Manchester is a dev skills bubble just now, no doubt about that.
In the 7 years I have been here the top level advertised salary for a senior C# dev has risen from about £35-40k to about £60-£70k. Obviously some of those are speculative CV-harvesting operations, but from discussions I have had there are clearly a lot more jobs around, and better paid ones at that.
While that is great news for me as a seller of technical skills, it also presents some challenges as someone who leads other people to deliver the work that I have to. How so? Well, when I was recruiting developers in my Manchester role in 2012 we could be a bit choosy about how often a candidate switched jobs. We could worry that she or he may not stay long enough to get to speed and earn their salary. In fact in my second role we anticipated that, given the complexity of the system, if someone was fully effective in six months that was a good result.

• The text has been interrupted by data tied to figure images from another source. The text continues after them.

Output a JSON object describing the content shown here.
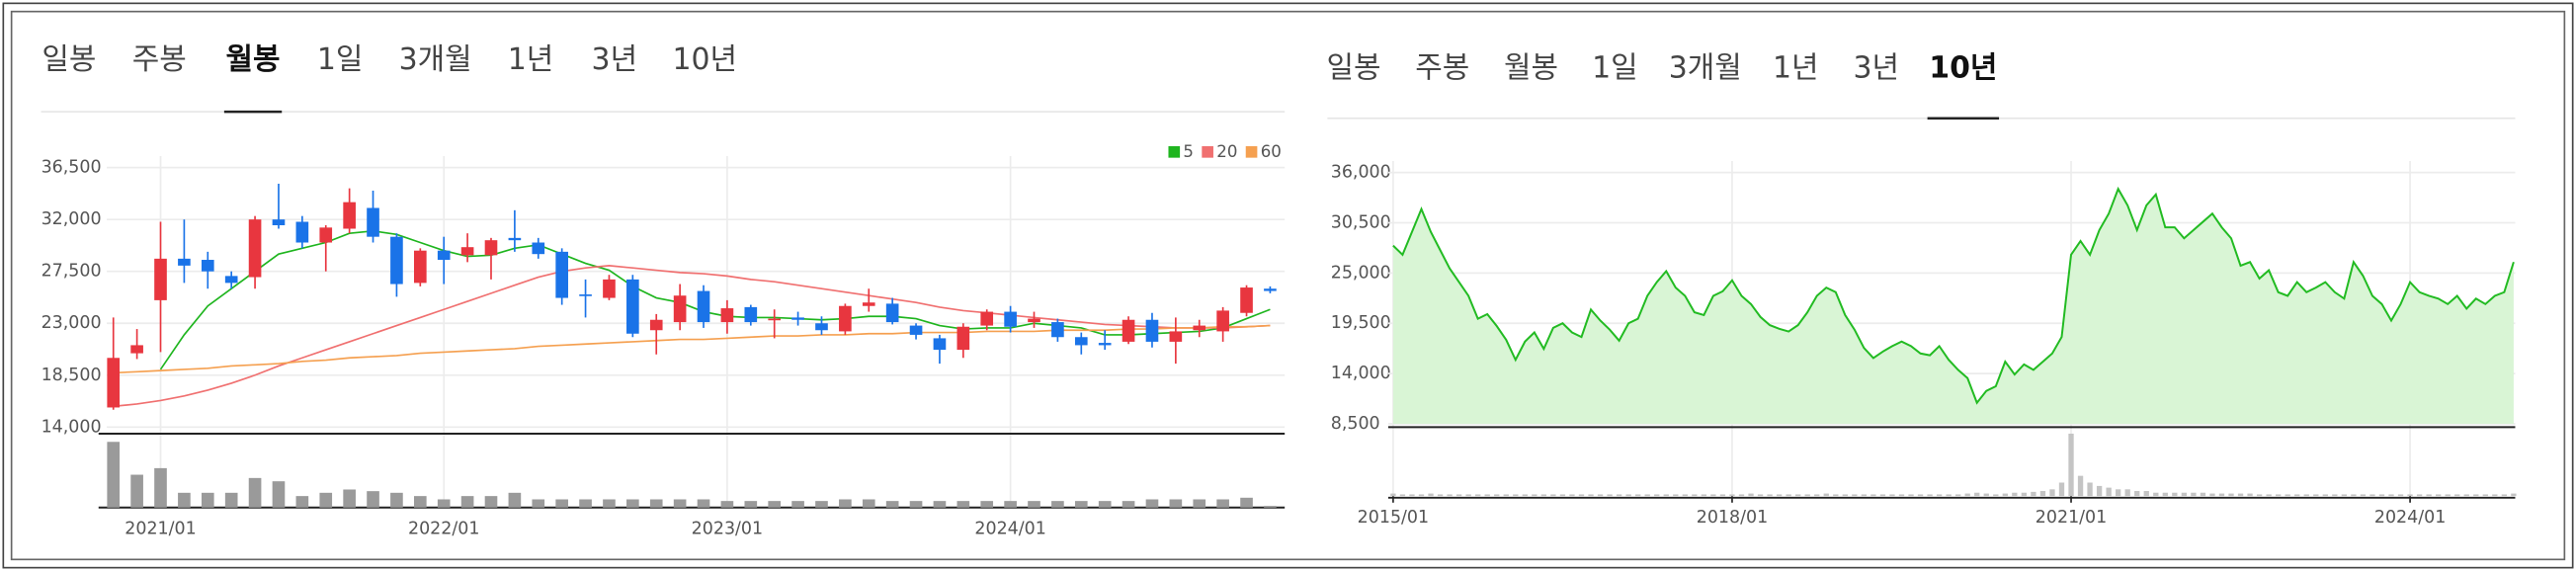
{
  "tabs": [
    [
      {
        "label": "일봉",
        "selected": false
      },
      {
        "label": "주봉",
        "selected": false
      },
      {
        "label": "월봉",
        "selected": true
      },
      {
        "label": "1일",
        "selected": false
      },
      {
        "label": "3개월",
        "selected": false
      },
      {
        "label": "1년",
        "selected": false
      },
      {
        "label": "3년",
        "selected": false
      },
      {
        "label": "10년",
        "selected": false
      }
    ],
    [
      {
        "label": "일봉",
        "selected": false
      },
      {
        "label": "주봉",
        "selected": false
      },
      {
        "label": "월봉",
        "selected": false
      },
      {
        "label": "1일",
        "selected": false
      },
      {
        "label": "3개월",
        "selected": false
      },
      {
        "label": "1년",
        "selected": false
      },
      {
        "label": "3년",
        "selected": false
      },
      {
        "label": "10년",
        "selected": true
      }
    ]
  ],
  "chart_data": [
    {
      "type": "candlestick",
      "categories": [
        null,
        null,
        "2021/01",
        null,
        null,
        null,
        null,
        null,
        null,
        null,
        null,
        null,
        null,
        null,
        "2022/01",
        null,
        null,
        null,
        null,
        null,
        null,
        null,
        null,
        null,
        null,
        null,
        "2023/01",
        null,
        null,
        null,
        null,
        null,
        null,
        null,
        null,
        null,
        null,
        null,
        "2024/01",
        null,
        null,
        null,
        null,
        null,
        null,
        null,
        null,
        null,
        null,
        null
      ],
      "open": [
        15700,
        20400,
        25000,
        28600,
        28500,
        27100,
        27000,
        32000,
        31800,
        30000,
        31200,
        33000,
        30500,
        26500,
        29300,
        28900,
        28900,
        30400,
        30000,
        29200,
        25500,
        25200,
        26800,
        22400,
        23100,
        25800,
        23100,
        24400,
        23300,
        23500,
        23000,
        22300,
        24500,
        24700,
        22800,
        21700,
        20700,
        22800,
        24000,
        23100,
        23100,
        21800,
        21300,
        21400,
        23300,
        21400,
        22400,
        22300,
        23900,
        26000
      ],
      "high": [
        23500,
        22500,
        31800,
        32000,
        29200,
        27500,
        32300,
        35100,
        32300,
        31500,
        34700,
        34500,
        30800,
        29500,
        30500,
        30800,
        30400,
        32800,
        30400,
        29500,
        26800,
        27200,
        27200,
        23800,
        26400,
        26300,
        25000,
        24600,
        24200,
        24000,
        23600,
        24700,
        26000,
        25200,
        23000,
        22000,
        23000,
        24200,
        24500,
        24000,
        23400,
        22200,
        22400,
        23600,
        23900,
        23500,
        23300,
        24400,
        26300,
        26200
      ],
      "low": [
        15500,
        19900,
        20500,
        26500,
        26000,
        26000,
        26000,
        31200,
        29500,
        27500,
        30800,
        30000,
        25300,
        26200,
        26400,
        28300,
        26800,
        29200,
        28600,
        24600,
        23500,
        25000,
        21800,
        20300,
        22400,
        22600,
        22100,
        22800,
        21700,
        22800,
        22000,
        22000,
        24000,
        22900,
        21600,
        19500,
        20000,
        22400,
        22200,
        22600,
        21400,
        20300,
        20700,
        21200,
        20900,
        19500,
        21800,
        21400,
        23600,
        25600
      ],
      "close": [
        20000,
        21100,
        28600,
        28000,
        27500,
        26500,
        32000,
        31500,
        30000,
        31300,
        33500,
        30500,
        26400,
        29300,
        28500,
        29600,
        30200,
        30200,
        29000,
        25200,
        25400,
        26800,
        22100,
        23300,
        25400,
        23100,
        24300,
        23100,
        23400,
        23300,
        22400,
        24500,
        24800,
        23100,
        22000,
        20700,
        22700,
        24000,
        22700,
        23400,
        21800,
        21100,
        21100,
        23300,
        21400,
        22300,
        22800,
        24100,
        26100,
        25800
      ],
      "up_color": "#e8363f",
      "down_color": "#1a73e8",
      "series": [
        {
          "name": "5",
          "color": "#1fb51f",
          "values": [
            null,
            null,
            19000,
            22000,
            24500,
            26000,
            27500,
            29000,
            29500,
            30000,
            30800,
            31000,
            30700,
            30000,
            29300,
            28800,
            28900,
            29500,
            29800,
            29000,
            28200,
            27600,
            26200,
            25200,
            24800,
            24000,
            23600,
            23500,
            23500,
            23400,
            23300,
            23400,
            23600,
            23600,
            23400,
            22800,
            22500,
            22600,
            22600,
            23000,
            22800,
            22600,
            22000,
            22000,
            22100,
            22200,
            22300,
            22600,
            23400,
            24200
          ]
        },
        {
          "name": "20",
          "color": "#f07070",
          "values": [
            15800,
            16000,
            16300,
            16700,
            17200,
            17800,
            18500,
            19300,
            20000,
            20700,
            21400,
            22100,
            22800,
            23500,
            24200,
            24900,
            25600,
            26300,
            27000,
            27500,
            27800,
            28000,
            27800,
            27600,
            27400,
            27300,
            27100,
            26800,
            26600,
            26300,
            26000,
            25700,
            25400,
            25100,
            24800,
            24400,
            24100,
            23900,
            23700,
            23500,
            23300,
            23100,
            22900,
            22800,
            22700,
            22600,
            22600,
            22600,
            22700,
            22800
          ]
        },
        {
          "name": "60",
          "color": "#f5a050",
          "values": [
            18700,
            18800,
            18900,
            19000,
            19100,
            19300,
            19400,
            19500,
            19700,
            19800,
            20000,
            20100,
            20200,
            20400,
            20500,
            20600,
            20700,
            20800,
            21000,
            21100,
            21200,
            21300,
            21400,
            21500,
            21600,
            21600,
            21700,
            21800,
            21900,
            21900,
            22000,
            22000,
            22100,
            22100,
            22200,
            22200,
            22200,
            22300,
            22300,
            22300,
            22400,
            22400,
            22400,
            22500,
            22500,
            22600,
            22600,
            22700,
            22700,
            22800
          ]
        }
      ],
      "volume": [
        40,
        20,
        24,
        9,
        9,
        9,
        18,
        16,
        7,
        9,
        11,
        10,
        9,
        7,
        5,
        7,
        7,
        9,
        5,
        5,
        5,
        5,
        5,
        5,
        5,
        5,
        4,
        4,
        4,
        4,
        4,
        5,
        5,
        4,
        4,
        4,
        4,
        4,
        4,
        4,
        4,
        4,
        4,
        4,
        5,
        5,
        5,
        5,
        6,
        1
      ],
      "volume_color": "#9a9a9a",
      "ylim": [
        14000,
        36500
      ],
      "yticks": [
        {
          "value": 14000,
          "label": "14,000"
        },
        {
          "value": 18500,
          "label": "18,500"
        },
        {
          "value": 23000,
          "label": "23,000"
        },
        {
          "value": 27500,
          "label": "27,500"
        },
        {
          "value": 32000,
          "label": "32,000"
        },
        {
          "value": 36500,
          "label": "36,500"
        }
      ],
      "grid": true,
      "legend": "top-right"
    },
    {
      "type": "area",
      "x": [
        "2015/01",
        "2015/02",
        "2015/03",
        "2015/04",
        "2015/05",
        "2015/06",
        "2015/07",
        "2015/08",
        "2015/09",
        "2015/10",
        "2015/11",
        "2015/12",
        "2016/01",
        "2016/02",
        "2016/03",
        "2016/04",
        "2016/05",
        "2016/06",
        "2016/07",
        "2016/08",
        "2016/09",
        "2016/10",
        "2016/11",
        "2016/12",
        "2017/01",
        "2017/02",
        "2017/03",
        "2017/04",
        "2017/05",
        "2017/06",
        "2017/07",
        "2017/08",
        "2017/09",
        "2017/10",
        "2017/11",
        "2017/12",
        "2018/01",
        "2018/02",
        "2018/03",
        "2018/04",
        "2018/05",
        "2018/06",
        "2018/07",
        "2018/08",
        "2018/09",
        "2018/10",
        "2018/11",
        "2018/12",
        "2019/01",
        "2019/02",
        "2019/03",
        "2019/04",
        "2019/05",
        "2019/06",
        "2019/07",
        "2019/08",
        "2019/09",
        "2019/10",
        "2019/11",
        "2019/12",
        "2020/01",
        "2020/02",
        "2020/03",
        "2020/04",
        "2020/05",
        "2020/06",
        "2020/07",
        "2020/08",
        "2020/09",
        "2020/10",
        "2020/11",
        "2020/12",
        "2021/01",
        "2021/02",
        "2021/03",
        "2021/04",
        "2021/05",
        "2021/06",
        "2021/07",
        "2021/08",
        "2021/09",
        "2021/10",
        "2021/11",
        "2021/12",
        "2022/01",
        "2022/02",
        "2022/03",
        "2022/04",
        "2022/05",
        "2022/06",
        "2022/07",
        "2022/08",
        "2022/09",
        "2022/10",
        "2022/11",
        "2022/12",
        "2023/01",
        "2023/02",
        "2023/03",
        "2023/04",
        "2023/05",
        "2023/06",
        "2023/07",
        "2023/08",
        "2023/09",
        "2023/10",
        "2023/11",
        "2023/12",
        "2024/01",
        "2024/02",
        "2024/03",
        "2024/04",
        "2024/05",
        "2024/06",
        "2024/07",
        "2024/08",
        "2024/09",
        "2024/10",
        "2024/11",
        "2024/12"
      ],
      "values": [
        28000,
        27000,
        29500,
        32000,
        29500,
        27500,
        25500,
        24000,
        22500,
        20000,
        20500,
        19200,
        17700,
        15500,
        17500,
        18500,
        16700,
        19000,
        19500,
        18500,
        18000,
        21000,
        19800,
        18800,
        17600,
        19500,
        20000,
        22500,
        24000,
        25200,
        23400,
        22500,
        20700,
        20400,
        22500,
        23000,
        24200,
        22500,
        21600,
        20200,
        19300,
        18900,
        18600,
        19300,
        20700,
        22500,
        23400,
        22900,
        20400,
        18800,
        16800,
        15700,
        16400,
        17000,
        17500,
        17000,
        16200,
        16000,
        17000,
        15500,
        14400,
        13500,
        10800,
        12100,
        12600,
        15300,
        13900,
        15000,
        14400,
        15300,
        16200,
        18000,
        27000,
        28500,
        27000,
        29700,
        31500,
        34200,
        32400,
        29700,
        32400,
        33600,
        30000,
        30000,
        28800,
        29700,
        30600,
        31500,
        30000,
        28800,
        25800,
        26200,
        24400,
        25300,
        22900,
        22500,
        24000,
        22900,
        23400,
        24000,
        22900,
        22200,
        26200,
        24700,
        22500,
        21600,
        19800,
        21600,
        24000,
        22900,
        22500,
        22200,
        21600,
        22500,
        21100,
        22200,
        21600,
        22500,
        22900,
        26200
      ],
      "color": "#22bb22",
      "fill": "#d9f5d5",
      "volume": [
        1.5,
        1,
        1,
        1,
        1.5,
        1,
        1,
        1,
        1,
        1,
        1,
        1,
        1,
        1,
        1,
        1,
        1,
        1,
        1,
        1,
        1,
        1,
        1,
        1,
        1,
        1,
        1,
        1,
        1,
        1,
        1,
        1,
        1,
        1,
        1,
        1,
        1,
        1,
        1.5,
        1,
        1,
        1,
        1,
        1,
        1,
        1,
        1.5,
        1,
        1,
        1,
        1,
        1,
        1,
        1,
        1,
        1,
        1,
        1,
        1,
        1,
        1,
        1.5,
        2,
        1.5,
        1,
        1.5,
        2,
        2,
        2.5,
        3,
        4,
        8,
        37,
        12,
        8,
        6,
        5,
        4,
        4,
        3,
        3,
        2,
        2,
        2,
        2,
        2,
        2,
        1.5,
        1.5,
        1.5,
        1.5,
        1.5,
        1,
        1,
        1,
        1,
        1,
        1,
        1,
        1,
        1,
        1,
        1,
        1,
        1,
        1,
        1,
        1,
        1,
        1,
        1,
        1,
        1,
        1,
        1,
        1,
        1,
        1,
        1,
        1.5
      ],
      "volume_color": "#c4c4c4",
      "ylim": [
        8500,
        36000
      ],
      "yticks": [
        {
          "value": 8500,
          "label": "8,500"
        },
        {
          "value": 14000,
          "label": "14,000"
        },
        {
          "value": 19500,
          "label": "19,500"
        },
        {
          "value": 25000,
          "label": "25,000"
        },
        {
          "value": 30500,
          "label": "30,500"
        },
        {
          "value": 36000,
          "label": "36,000"
        }
      ],
      "xticks": [
        "2015/01",
        "2018/01",
        "2021/01",
        "2024/01"
      ],
      "grid": true
    }
  ]
}
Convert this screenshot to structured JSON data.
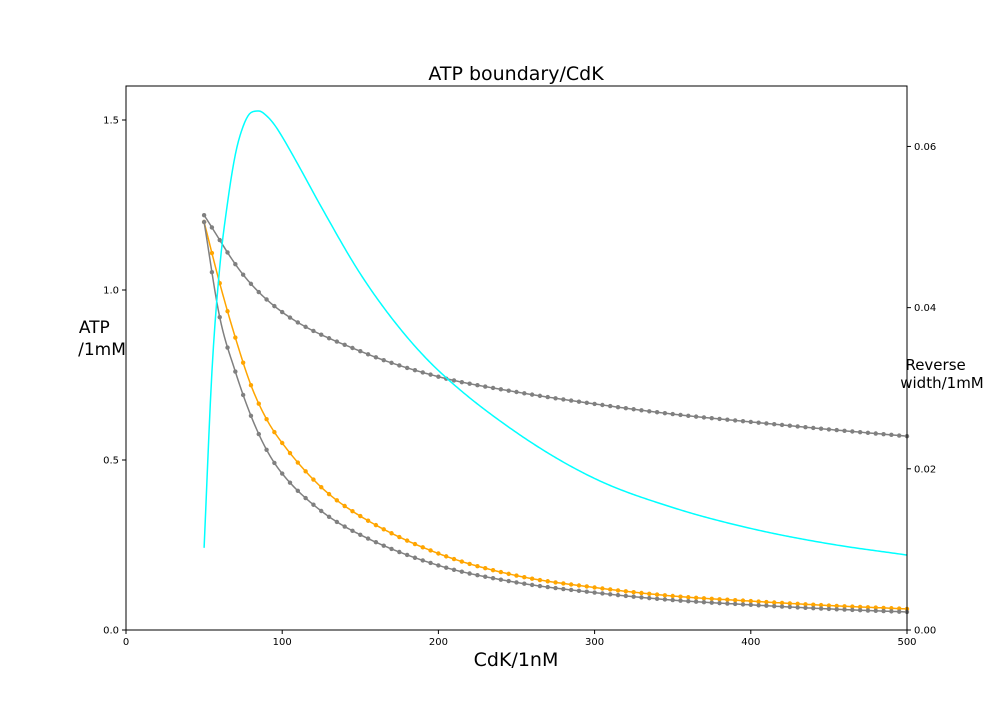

The problem is that in today's hot market good devs can be tempted away after not so long in a role. They can afford to be fickle. Because other employers are so (let's not say "desparate") "keen" to fill vacancies, people can leave after a relatively short time in their current role. If we want to fill empty seats we cannot be as choosy as once we (or at least my then-manager and I) were.
The flip-side is that as a purchaser of skills I cannot afford to let someone take 12 months to earn their salary, as if they leave within two years (which seems about a 20%-33% chance at the moment) then we will not have covered our costs.
The only way to mitigate this is to structure systems more simply.
Sure, we've always wanted to do that haven't we?
Yes, but to add to the message pressing for this: ease of maintenance, ability to rotate staff through, easier debugging, we now need to add the economic reality that if we can't get staff up to speed quickly then we're going to risk losing money on employing them.
So more than ever the classic messages of decoupled architectures and TDD have a key role to play to onboarding team members and getting them productive.
In my first .net role in 2006 it was six weeks before I worked on code that made it into the Production release. This week a new starter (with 2.5 years in the industry) had written code (and unit tests) which was in Prod by the end of his second day. The level of test coverage gives confidence that the change is safe and the new starter can start to earn their salary straight away.
While succession planning helps to mitigate the impact of the departures and compnay culture should help to prevent, structuring the code so that devs are productive from the get-go is crucial.